Berichte über Haushalts- und Finanzdebatten waren für viele lange ein ähnliches Signal wie die Werbepause beim Spielfilm. Zeit, für noch schnell was Wichtiges zu erledigen, es wird nichts Wesentliches verpasst. Ob sich das wirklich geändert hat, hat bislang noch niemand gründlich untersucht. Es würde aber einiges dafür sprechen.
Solange alles einigermaßen gut lief, waren Haushaltsdebatten entweder was für den großen rhetorisch-routinierten Schlagabtausch oder was für detailinteressierte Zahlentüftler.
Nun läuft es aber nicht mehr gut, und gleichzeitig wachsen auch noch die Aufgaben. Damit wird jede politische Entscheidung sichtbar zu einer Wertentscheidung und jede Debatte zu einem wirklichen politischen Signal.

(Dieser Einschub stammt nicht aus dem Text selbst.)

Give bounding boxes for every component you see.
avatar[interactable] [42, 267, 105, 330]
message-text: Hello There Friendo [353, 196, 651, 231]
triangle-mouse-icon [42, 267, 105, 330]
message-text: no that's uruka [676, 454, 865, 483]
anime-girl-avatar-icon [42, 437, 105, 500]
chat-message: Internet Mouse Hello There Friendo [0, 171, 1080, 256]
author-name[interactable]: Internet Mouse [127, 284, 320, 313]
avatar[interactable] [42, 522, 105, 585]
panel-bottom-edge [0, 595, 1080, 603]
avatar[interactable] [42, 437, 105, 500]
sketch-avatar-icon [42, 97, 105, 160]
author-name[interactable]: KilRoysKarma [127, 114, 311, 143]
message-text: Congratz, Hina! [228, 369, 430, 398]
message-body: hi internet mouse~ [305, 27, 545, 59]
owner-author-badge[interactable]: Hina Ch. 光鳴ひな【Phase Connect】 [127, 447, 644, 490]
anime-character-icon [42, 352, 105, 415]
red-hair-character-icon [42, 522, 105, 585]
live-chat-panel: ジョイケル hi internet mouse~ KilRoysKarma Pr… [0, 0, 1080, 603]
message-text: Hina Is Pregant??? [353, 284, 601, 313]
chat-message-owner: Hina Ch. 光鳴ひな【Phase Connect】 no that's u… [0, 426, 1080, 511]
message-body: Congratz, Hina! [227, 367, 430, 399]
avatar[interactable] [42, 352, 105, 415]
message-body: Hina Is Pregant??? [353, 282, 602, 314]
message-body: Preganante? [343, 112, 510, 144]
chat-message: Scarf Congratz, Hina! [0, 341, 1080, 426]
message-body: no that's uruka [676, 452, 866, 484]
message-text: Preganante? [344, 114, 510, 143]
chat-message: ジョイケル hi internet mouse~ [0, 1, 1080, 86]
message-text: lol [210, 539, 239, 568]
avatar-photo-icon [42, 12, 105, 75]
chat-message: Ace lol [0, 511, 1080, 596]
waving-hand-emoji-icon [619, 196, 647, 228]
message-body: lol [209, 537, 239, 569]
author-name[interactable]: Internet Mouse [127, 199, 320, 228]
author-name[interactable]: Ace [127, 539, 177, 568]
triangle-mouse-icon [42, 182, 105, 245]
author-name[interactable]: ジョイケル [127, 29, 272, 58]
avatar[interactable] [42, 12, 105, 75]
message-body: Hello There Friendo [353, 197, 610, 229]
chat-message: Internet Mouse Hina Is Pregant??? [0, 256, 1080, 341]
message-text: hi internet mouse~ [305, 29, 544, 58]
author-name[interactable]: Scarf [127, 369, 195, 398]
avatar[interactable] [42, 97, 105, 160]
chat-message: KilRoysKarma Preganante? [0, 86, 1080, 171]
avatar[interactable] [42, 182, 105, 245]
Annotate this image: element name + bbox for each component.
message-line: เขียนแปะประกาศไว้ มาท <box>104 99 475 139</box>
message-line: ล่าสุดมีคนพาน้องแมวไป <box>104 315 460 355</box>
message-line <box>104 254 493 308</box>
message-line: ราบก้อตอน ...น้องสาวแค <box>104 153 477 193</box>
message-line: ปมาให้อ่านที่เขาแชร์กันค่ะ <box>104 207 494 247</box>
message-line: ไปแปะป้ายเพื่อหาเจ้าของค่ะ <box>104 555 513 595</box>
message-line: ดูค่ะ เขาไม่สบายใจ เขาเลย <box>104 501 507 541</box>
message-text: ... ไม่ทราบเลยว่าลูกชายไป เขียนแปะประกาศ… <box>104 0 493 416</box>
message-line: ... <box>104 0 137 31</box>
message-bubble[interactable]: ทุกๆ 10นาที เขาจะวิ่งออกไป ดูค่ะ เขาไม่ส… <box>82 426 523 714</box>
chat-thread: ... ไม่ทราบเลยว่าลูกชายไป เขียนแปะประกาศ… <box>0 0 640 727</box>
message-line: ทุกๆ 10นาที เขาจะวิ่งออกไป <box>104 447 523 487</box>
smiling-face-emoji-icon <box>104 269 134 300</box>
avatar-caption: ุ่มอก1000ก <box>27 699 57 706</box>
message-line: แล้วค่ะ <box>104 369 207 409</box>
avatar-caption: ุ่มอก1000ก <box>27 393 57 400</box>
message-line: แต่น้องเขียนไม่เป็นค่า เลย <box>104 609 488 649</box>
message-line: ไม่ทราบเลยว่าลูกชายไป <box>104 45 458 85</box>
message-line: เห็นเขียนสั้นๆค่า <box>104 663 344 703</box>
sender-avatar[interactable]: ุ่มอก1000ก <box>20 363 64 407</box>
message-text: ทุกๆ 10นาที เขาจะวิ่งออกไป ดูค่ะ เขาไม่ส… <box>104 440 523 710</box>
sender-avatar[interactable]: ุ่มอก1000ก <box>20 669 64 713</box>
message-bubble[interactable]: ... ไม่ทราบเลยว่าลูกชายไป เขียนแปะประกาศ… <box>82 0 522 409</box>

Erst recht, wenn Entweder-oder-Diskussionen losgetreten werden wie in der Diskussion darüber, wo das zusätzliche Geld herkommen soll, das nach mehrheitlich politischer Auffassung für Verteidigung zwingend erforderlich ist. Finanzminister Lindner will dafür ein „Moratorium“ bei Sozialausgaben und Subventionen. Hört sich harmos an. Aber spätestens, wenn die Idee – natürlich auch in einer Talkshow – auf die Frage nach „Kanonen oder Butter“ zugespitzt wird, und das von einem Top-Ökonomen, ist klar, welche vergiftete Debatte sich auftut.
Die Idee eines solchen Vorschlags als unsensibel zu bezeichnen, wäre eine glatte Schönfärberei. Überflüssig, daran zu erinnern, unter welchen Anspannungen unsere Gesellschaft ohnehin steht.
Da hilft es auch wenig, darauf zu verweisen, dass der Sozialetat der größte Ausgabenposten ist (unter anderem mit weit über 100 Milliarden für die Rentenversicherung und knapp 50 Milliarden für Sozialleistungen) und dass der Vorschlag „nur“ ein Moratorium ist. De facto würde es auf Kürzung hinauslaufen, und es wäre klar, wen es träfe.
Wenn dann noch von „Schlaraffenland“ die Rede ist und einem „Traumtänzertum“, dann hat die Debatte endgültig das Niveau von verbalen Reizwort-Keulen erreicht. Damit kriegt man weder eine solide Finanzpolitik hin noch eine breite und notwendige Unterstützung für die Ukraine und die eigene Verteidigungsfähigkeit. Und schon gar nicht bringt es etwas mehr Ruhe in die ohnehin gereizte Stimmungslage. Ganz im Gegenteil. Und wem soll das nutzen?